The World Scrambles to Keep the British Banking System Afloat

July 21 2008 (LPAC)--The British banking system is in a full-scale meltdown, and the City of London is still managing to get everybody else to bail them out--including the U.S. Federal Reserve. None of this would be happening if the Fed had followed Lyndon LaRouche's directive to raise U.S. interest rates to 4%, as an urgent stop-gap measure.

The latest pickpocketing operation involves the #1 British mortgage lender, the insolvent HBOS, which today failed miserably to sell about $8 billion in additional stock to its existing shareholders--known as a "cash call." Only 8.3% of the total was placed, leaving the underwriting banks, Germany's Dresder Kleinwort and the U.S.'s Morgan Stanely, to find other suckers to buy the financial garbage, or swallow it themselves. But Dresdner and Morgan Stanley are being backstopped, in turn, by the ECB and the Fed. So guess who's going to pick up the tab?

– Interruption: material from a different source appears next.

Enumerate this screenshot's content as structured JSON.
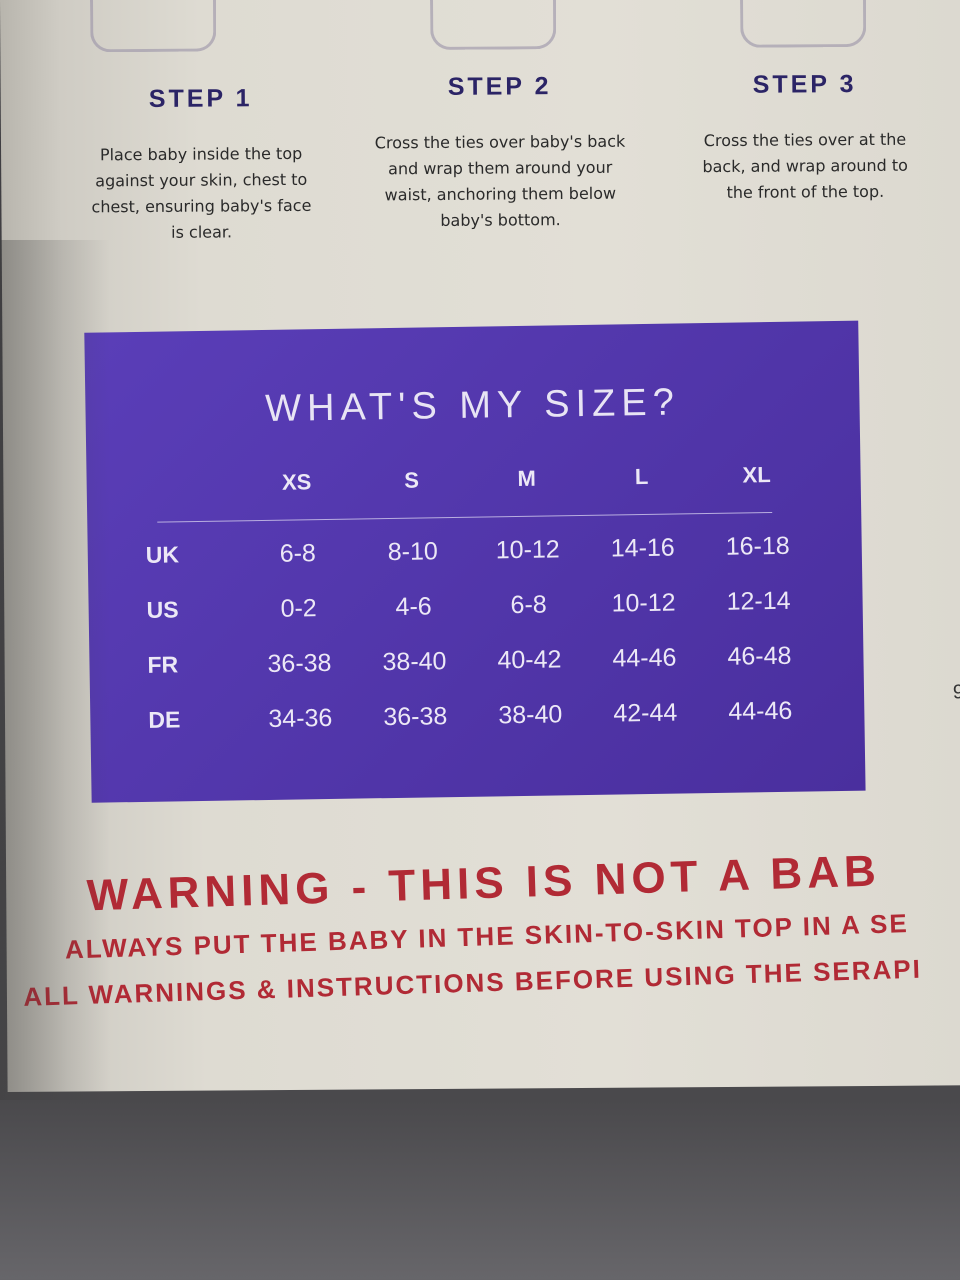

The British ran a similar operation on July 11 through Spain's Banco Santander, in order to buy out London's failing Alliance & Leicester bank. Santander itself has kept its nose above the water-line only by swapping its toxic mortgage and other debt with the ECB, and receiving cash in exchange. Last week, a bankrupt Barclays Bank could only place 19% of a cash call it urgently needed, and therefore had to turn instead to the Qatari sovereign wealth fund QIA to bail them out.

And there is no end in sight, because the entire British banking system is crumbling. The Sunday Times of London admitted as much in a July 20 article entitled "Investors flee as confidence in banks crumbles," whose first sentence contains the familiar Big Lie: "Nobody predicted the scale of the collapse." At this point, the Times reports, "Confidence in banks has evaporated... The banks' credibility is bust."